The regex is able to capture the groups but I'm getting error as TypeError: 'NoneType' object is not subscriptable from the substitute method line. Any kind of suggestions or help to execute the above problem will be appreciated.


Solution

  • Split solution

    While this is not a regex solution, this certainly works:

    from string import punctuation
    
    x = 'Since, the genetic cells of SAC-1 and RbC-27 synthesis was not caused by WbC-2 of acnes in human face and animals skin.'
    x = x.split()
    for idx, word in enumerate(x):
        if word == "and":
            # strip punctuation or we will get skin. instead of skin
            x[idx] = x[idx + 2].strip(punctuation) + " and"
    print(' '.join(x))
    

    Output is:

    Since, the genetic cells of SAC-1 synthesis and RbC-27 synthesis was not caused by WbC-2 of acnes in human face skin and animals skin.

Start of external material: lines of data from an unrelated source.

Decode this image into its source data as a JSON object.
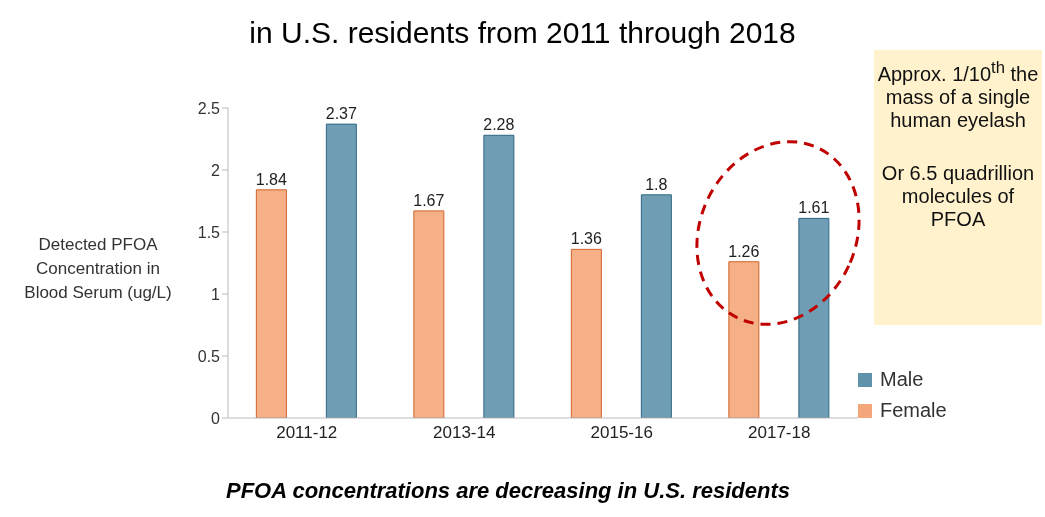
{
  "chart_data": {
    "type": "bar",
    "title": "in U.S. residents from 2011 through 2018",
    "ylabel": "Detected PFOA Concentration in Blood Serum (ug/L)",
    "categories": [
      "2011-12",
      "2013-14",
      "2015-16",
      "2017-18"
    ],
    "series": [
      {
        "name": "Female",
        "color": "#f4a77a",
        "values": [
          1.84,
          1.67,
          1.36,
          1.26
        ]
      },
      {
        "name": "Male",
        "color": "#5f93ac",
        "values": [
          2.37,
          2.28,
          1.8,
          1.61
        ]
      }
    ],
    "ylim": [
      0,
      2.5
    ],
    "yticks": [
      0,
      0.5,
      1,
      1.5,
      2,
      2.5
    ],
    "grid": false,
    "legend": "right",
    "data_labels": true,
    "annotations": [
      "Approx. 1/10$^{th}$ the mass of a single human eyelash",
      "Or 6.5 quadrillion molecules of PFOA",
      "PFOA concentrations are decreasing in U.S. residents"
    ]
  }
}
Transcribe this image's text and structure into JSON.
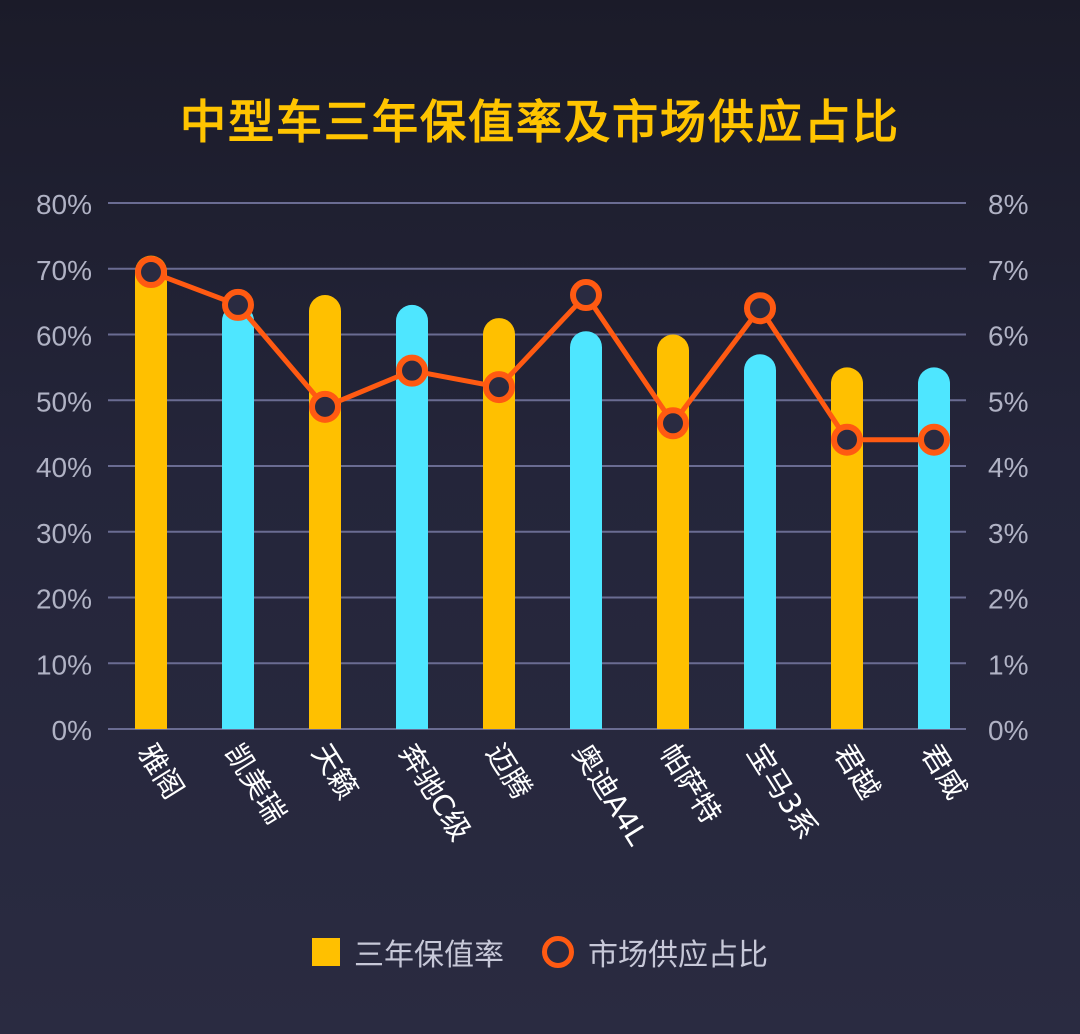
{
  "chart_data": {
    "type": "bar",
    "title": "中型车三年保值率及市场供应占比",
    "categories": [
      "雅阁",
      "凯美瑞",
      "天籁",
      "奔驰C级",
      "迈腾",
      "奥迪A4L",
      "帕萨特",
      "宝马3系",
      "君越",
      "君威"
    ],
    "series": [
      {
        "name": "三年保值率",
        "type": "bar",
        "axis": "left",
        "values": [
          72,
          64.5,
          66,
          64.5,
          62.5,
          60.5,
          60,
          57,
          55,
          55
        ],
        "colors": [
          "#ffc000",
          "#4ee6ff",
          "#ffc000",
          "#4ee6ff",
          "#ffc000",
          "#4ee6ff",
          "#ffc000",
          "#4ee6ff",
          "#ffc000",
          "#4ee6ff"
        ]
      },
      {
        "name": "市场供应占比",
        "type": "line",
        "axis": "right",
        "values": [
          6.95,
          6.45,
          4.9,
          5.45,
          5.2,
          6.6,
          4.65,
          6.4,
          4.4,
          4.4
        ],
        "color": "#ff5a12"
      }
    ],
    "ylim_left": [
      0,
      80
    ],
    "ylim_right": [
      0,
      8
    ],
    "yticks_left": [
      "0%",
      "10%",
      "20%",
      "30%",
      "40%",
      "50%",
      "60%",
      "70%",
      "80%"
    ],
    "yticks_right": [
      "0%",
      "1%",
      "2%",
      "3%",
      "4%",
      "5%",
      "6%",
      "7%",
      "8%"
    ],
    "grid": true,
    "legend_position": "bottom"
  },
  "legend": {
    "bar_label": "三年保值率",
    "line_label": "市场供应占比"
  },
  "colors": {
    "title": "#ffc400",
    "bar_gold": "#ffc000",
    "bar_cyan": "#4ee6ff",
    "line": "#ff5a12",
    "grid": "#6a6c92",
    "axis_text": "#b0b2c4"
  }
}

    This solution avoids inserting into the list directly as that would cause problems with indices as you iterate through. Instead, we replace the first "and" in the list with "synthesis and", and the second "and" with "skin and", and then rejoin the split string.

    Regex solution

    If you insist upon a regex solution, I suggest using re.findall with a pattern containing a single and as this is more generalized for the problem:

    from string import punctuation
    import re
    pattern = re.compile("(.*?)\sand\s(.*?)\s([^\s]+)")
    result = ''.join([f"{match[0]} {match[2].strip(punctuation)} and {match[1]} {match[2]}" for match in pattern.findall(x)])
    print(result)
    

    Since, the genetic cells of SAC-1 synthesis and RbC-27 synthesis was not caused by WbC-2 of acnes in human face skin and animals skin.

    Once again we use strip(punctuation) because skin. is captured: we don't want to lose the punctuation at the end of the sentence, but we do want to lose it inside the sentence.

    Here is our pattern:

    (.*?)\sand\s(.*?)\s([^\s]+)
    
    1. (.*?)\s: capture all content before the "and", including the space
    2. \s(.*?)\s: capture the word immediately following the "and"
    3. ([^\s]+): capture anything that is not a space up until the next space (ie. the second word after the "and"). This ensures we capture punctuation as well.